August meetings provide opportunity to learn more, air concerns

Two public meetings are on the calendar that will allow the developer to present their modification requests, the Encanto Village Planning Committee (VPC) to weigh in and for area residents to make their voices heard.

Some residents expressed concerns that the modifications to this project are substantial, feeling that it should be required to go through additional approval processes, “since this is essentially a completely different project,” as another Carnation neighborhood resident put it. A Planning & Development Department spokesperson explained that the underlying project zoning (Walkable Urban Code: WU Code T6:HWR UT, which is a height waiver district in the Transit Uptown Character Area and allows for high rise, high intensity buildings) is not being considered as part of the PHO request.

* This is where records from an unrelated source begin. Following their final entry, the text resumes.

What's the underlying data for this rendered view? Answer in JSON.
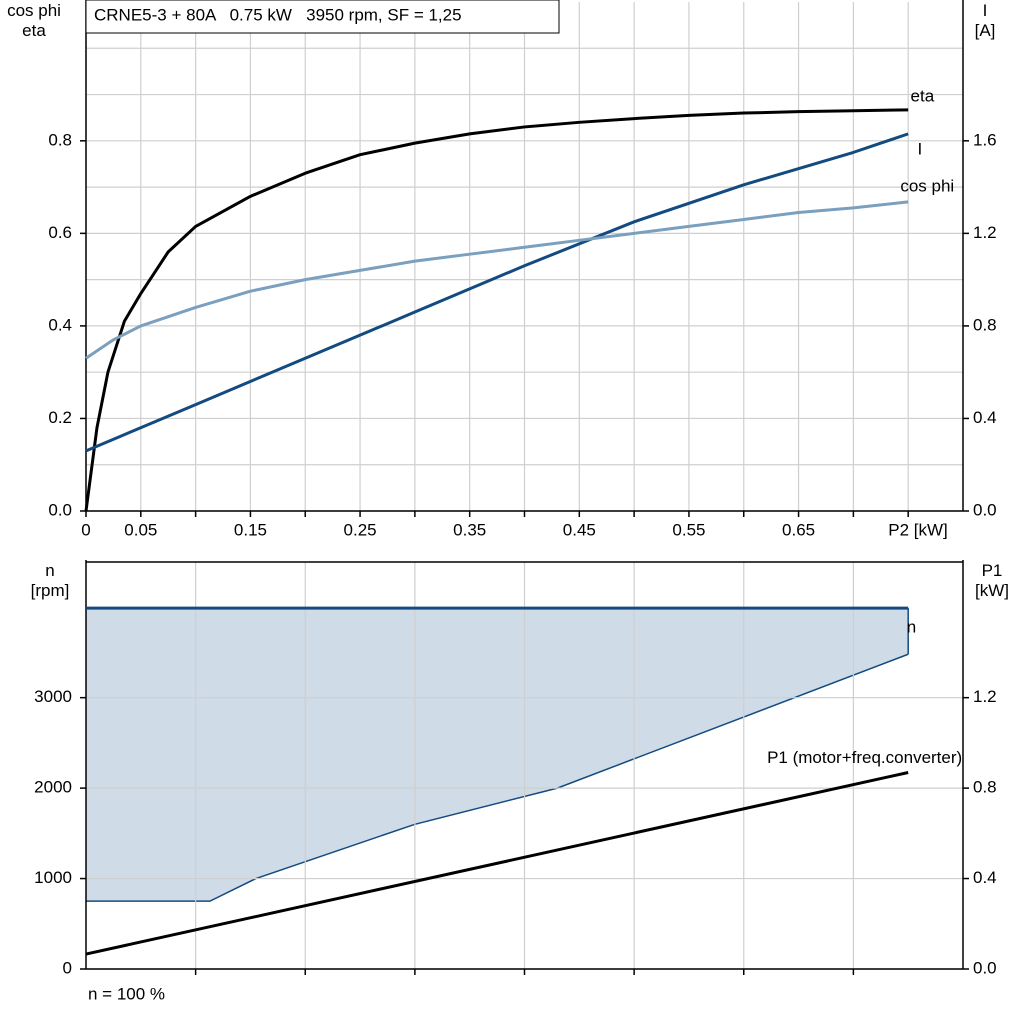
{
  "chart_data": [
    {
      "type": "line",
      "title": "CRNE5-3 + 80A   0.75 kW   3950 rpm, SF = 1,25",
      "ylabel": [
        "cos phi",
        "eta"
      ],
      "y2label": [
        "I",
        "[A]"
      ],
      "xlabel": "P2 [kW]",
      "xlim": [
        0,
        0.8
      ],
      "xticks": [
        0,
        0.05,
        0.15,
        0.25,
        0.35,
        0.45,
        0.55,
        0.65
      ],
      "xminor": [
        0.1,
        0.2,
        0.3,
        0.4,
        0.5,
        0.6,
        0.7,
        0.75
      ],
      "ylim": [
        0,
        1.1
      ],
      "yticks": [
        {
          "value": 0,
          "label": "0.0"
        },
        0.2,
        0.4,
        0.6,
        0.8
      ],
      "yminor": [
        0.1,
        0.3,
        0.5,
        0.7,
        0.9,
        1.0
      ],
      "y2lim": [
        0,
        2.2
      ],
      "y2ticks": [
        {
          "value": 0,
          "label": "0.0"
        },
        0.4,
        0.8,
        1.2,
        1.6
      ],
      "grid": true,
      "series": [
        {
          "name": "eta",
          "color": "#000000",
          "x": [
            0,
            0.01,
            0.02,
            0.035,
            0.05,
            0.075,
            0.1,
            0.15,
            0.2,
            0.25,
            0.3,
            0.35,
            0.4,
            0.45,
            0.5,
            0.55,
            0.6,
            0.65,
            0.7,
            0.75
          ],
          "values": [
            0,
            0.18,
            0.3,
            0.41,
            0.47,
            0.56,
            0.615,
            0.68,
            0.73,
            0.77,
            0.795,
            0.815,
            0.83,
            0.84,
            0.848,
            0.855,
            0.86,
            0.863,
            0.865,
            0.867
          ]
        },
        {
          "name": "I",
          "color": "#134a7f",
          "axis": "y2",
          "x": [
            0,
            0.1,
            0.2,
            0.3,
            0.4,
            0.5,
            0.6,
            0.7,
            0.75
          ],
          "values": [
            0.26,
            0.46,
            0.66,
            0.86,
            1.06,
            1.25,
            1.41,
            1.55,
            1.63
          ]
        },
        {
          "name": "cos phi",
          "color": "#7a9fbf",
          "x": [
            0,
            0.025,
            0.05,
            0.1,
            0.15,
            0.2,
            0.25,
            0.3,
            0.35,
            0.4,
            0.45,
            0.5,
            0.55,
            0.6,
            0.65,
            0.7,
            0.75
          ],
          "values": [
            0.33,
            0.37,
            0.4,
            0.44,
            0.475,
            0.5,
            0.52,
            0.54,
            0.555,
            0.57,
            0.585,
            0.6,
            0.615,
            0.63,
            0.645,
            0.655,
            0.668
          ]
        }
      ]
    },
    {
      "type": "line",
      "ylabel": [
        "n",
        "[rpm]"
      ],
      "y2label": [
        "P1",
        "[kW]"
      ],
      "note": "n = 100 %",
      "xlim": [
        0,
        0.8
      ],
      "xminor": [
        0.1,
        0.2,
        0.3,
        0.4,
        0.5,
        0.6,
        0.7
      ],
      "ylim": [
        0,
        4500
      ],
      "yticks": [
        0,
        1000,
        2000,
        3000
      ],
      "y2lim": [
        0,
        1.8
      ],
      "y2ticks": [
        {
          "value": 0,
          "label": "0.0"
        },
        0.4,
        0.8,
        1.2
      ],
      "grid": true,
      "area_color": "#cfdbe7",
      "area_lower": {
        "color": "#134a7f",
        "x": [
          0,
          0.113,
          0.155,
          0.3,
          0.43,
          0.75
        ],
        "values": [
          750,
          750,
          1000,
          1600,
          2000,
          3480
        ]
      },
      "series": [
        {
          "name": "n",
          "color": "#134a7f",
          "x": [
            0,
            0.75
          ],
          "values": [
            3990,
            3990
          ]
        },
        {
          "name": "P1 (motor+freq.converter)",
          "color": "#000000",
          "axis": "y2",
          "x": [
            0,
            0.75
          ],
          "values": [
            0.066,
            0.869
          ]
        }
      ]
    }
  ]
}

They added that the VPC will, however, evaluate the proposed modifications and can offer its own modifications or additions to those stipulations. After the VPC reviews the request, the planning hearing officer will address overall project changes if they affect the original stipulations. The officer will then incorporate their recommendations into the final recommendation that will go to Council, who will have the ultimate say on any stipulation modifications.

The Encanto VPC will hear PHO-1-23—Z-9-19-4 at 6:15 p.m., Monday, Aug. 7, in the Phoenix College Willo Conference Room, 3310 N. 10th Ave. The building is located at the northeast corner of Flower Street and 11th Avenue. Attendees should use the entrance off of Flower Street.

The stipulation modification request will be heard by the Planning Hearing Officer Wednesday, Aug. 16. The virtual meeting will begin at 10 a.m. Online registration for the PHO meeting is available.

Residents interested in attending either meeting can find additional details on the City’s Public Meeting Notices webpage.